Anyone that has talked to me knows that I’m not a huge fan of Windows 8 by any stretch of the imagination. However its a bit unfair to turn my nose up at the whole operating system (especially when there are some really great parts!) so I thought I’d break down a bit about what I don’t like.
Today’s focus is on the scrollbars in Windows 8 (and back-ported to Windows 7 inside IE10/IE11).
Scrollbars are one of the necessities of an OS to let you get to content beyond the visible container you’re looking at… and each part of it serves a specific purpose.
The arrows at each end are “buttons”, the part that slides up and down (or left to right) is the “thumb”, and it slides along the “track”. There’s actually been a bunch of advancements with scrollbars since they were first used.
For starters the size of the thumb used to be fixed (same as the arrow buttons) but by making it proportional the user gets a visual clue as to how much content there is to scroll and subsequently makes scrolling more controllable and easier (bigger target, easier to hit a la Fitts’s Law). Secondly when horizontal and vertical scrollbars are used together there is a little box in the (typically) bottom right corner where they meet that is empty. Some smart developer felt this was a good place to put some diagonal lines (often referred to as a grippy) to enable a user to grab the corner and stretch the container/window to a new size (ever wish this worked on textarea elements in Internet Explorer?). Finally although one can debate the true usefulness of it, clicking in an empty spot on the track will scroll the container to that position. This helps a lot when you have a 500 page document and you want to quickly scroll to 300-400 pages down.

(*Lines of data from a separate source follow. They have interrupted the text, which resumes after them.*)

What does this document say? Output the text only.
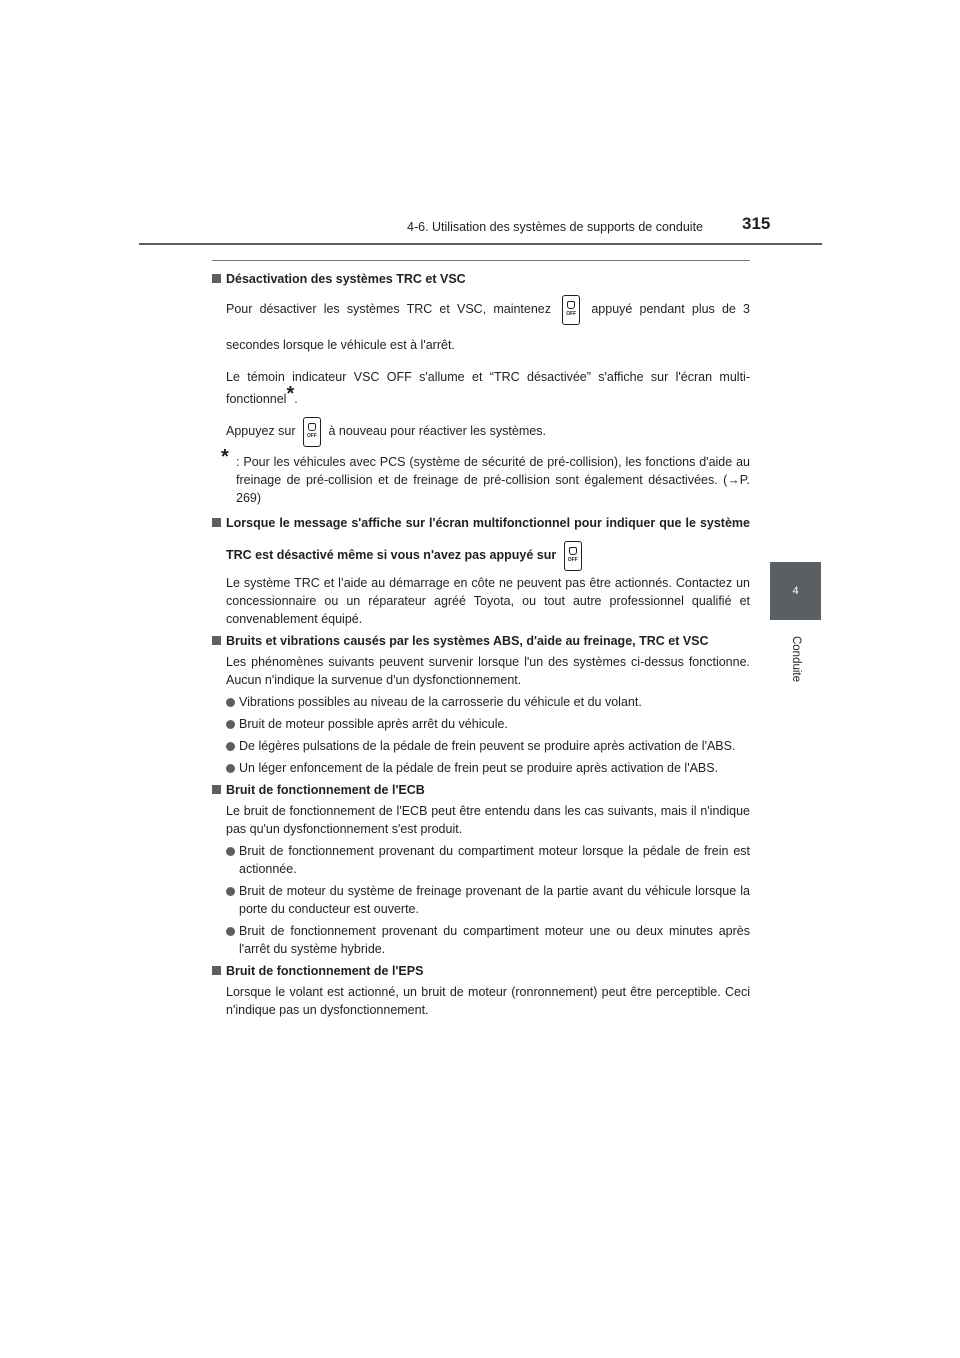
4-6. Utilisation des systèmes de supports de conduite 315
4
Conduite
Désactivation des systèmes TRC et VSC
Pour désactiver les systèmes TRC et VSC, maintenez	OFF appuyé pendant plus de 3 secondes lorsque le véhicule est à l'arrêt.
Le témoin indicateur VSC OFF s'allume et “TRC désactivée” s'affiche sur l'écran multi-fonctionnel*.
Appuyez sur	OFF à nouveau pour réactiver les systèmes.
* : Pour les véhicules avec PCS (système de sécurité de pré-collision), les fonctions d'aide au freinage de pré-collision et de freinage de pré-collision sont également désactivées. (→P. 269)
Lorsque le message s'affiche sur l'écran multifonctionnel pour indiquer que le système TRC est désactivé même si vous n'avez pas appuyé sur	OFF
Le système TRC et l’aide au démarrage en côte ne peuvent pas être actionnés. Contactez un concessionnaire ou un réparateur agréé Toyota, ou tout autre professionnel qualifié et convenablement équipé.
Bruits et vibrations causés par les systèmes ABS, d'aide au freinage, TRC et VSC
Les phénomènes suivants peuvent survenir lorsque l'un des systèmes ci-dessus fonctionne. Aucun n'indique la survenue d'un dysfonctionnement.
Vibrations possibles au niveau de la carrosserie du véhicule et du volant.
Bruit de moteur possible après arrêt du véhicule.
De légères pulsations de la pédale de frein peuvent se produire après activation de l'ABS.
Un léger enfoncement de la pédale de frein peut se produire après activation de l'ABS.
Bruit de fonctionnement de l'ECB
Le bruit de fonctionnement de l'ECB peut être entendu dans les cas suivants, mais il n'indique pas qu'un dysfonctionnement s'est produit.
Bruit de fonctionnement provenant du compartiment moteur lorsque la pédale de frein est actionnée.
Bruit de moteur du système de freinage provenant de la partie avant du véhicule lorsque la porte du conducteur est ouverte.
Bruit de fonctionnement provenant du compartiment moteur une ou deux minutes après l'arrêt du système hybride.
Bruit de fonctionnement de l'EPS
Lorsque le volant est actionné, un bruit de moteur (ronronnement) peut être perceptible. Ceci n'indique pas un dysfonctionnement.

So here’s a few screenshots of a typical scrollbar in Windows 7:
and here it is being moused over
This interface feature has been refined over the years ever since Microsoft introduced Windows 3.x such that now the bar is a nice soft gray color with slightly rounded corners and with shading, highlights and a gradient that gives it that 3D look that literally makes you want to bring your mouse over and interact with it.
The control supports visual states for “normal”, “hover”, & “click/drag” and was IMHO pretty much perfect, better than Windows XP, 2000, 98, 95, etc.
Now of course Windows 8 comes along with their “flat” UI to try and bridge the “simple” tablet UI with the desktop. This is no easy task and well I fear that with a “compromised” tablet and desktop interface neither extreme is really ideal and everything became a muddled sacrificed UI.
Here’s the scrollbars in Windows 8:
In this shot you can see there is no hover state for the arrows and all the graphical details, soft ergonomic curves that afforded discover-ability are gone. e.g. “sexy-factor of zero”
When actually clicked the arrow looks peculiar like it wasn’t built properly… the arrow is not centered as one would expect and the result looks like a graphical glitch.
I think it would look much better if the arrow was centered on the “button” like this:
I’d still argue that these scrollbars (especially on the desktop) just seem completely out of place and look ugly. It reminds me of using Balsamic (a tool I love) or similar to quickly mockup UI screens where there is an intentional effort to make it look rough and unfinished… only Microsoft actually shipped this!
What’s your thoughts? Do you like the Windows 8 scrollbars? Do you think they should support a mouseover / hover event like all the other controls? I’d love to hear your thoughts.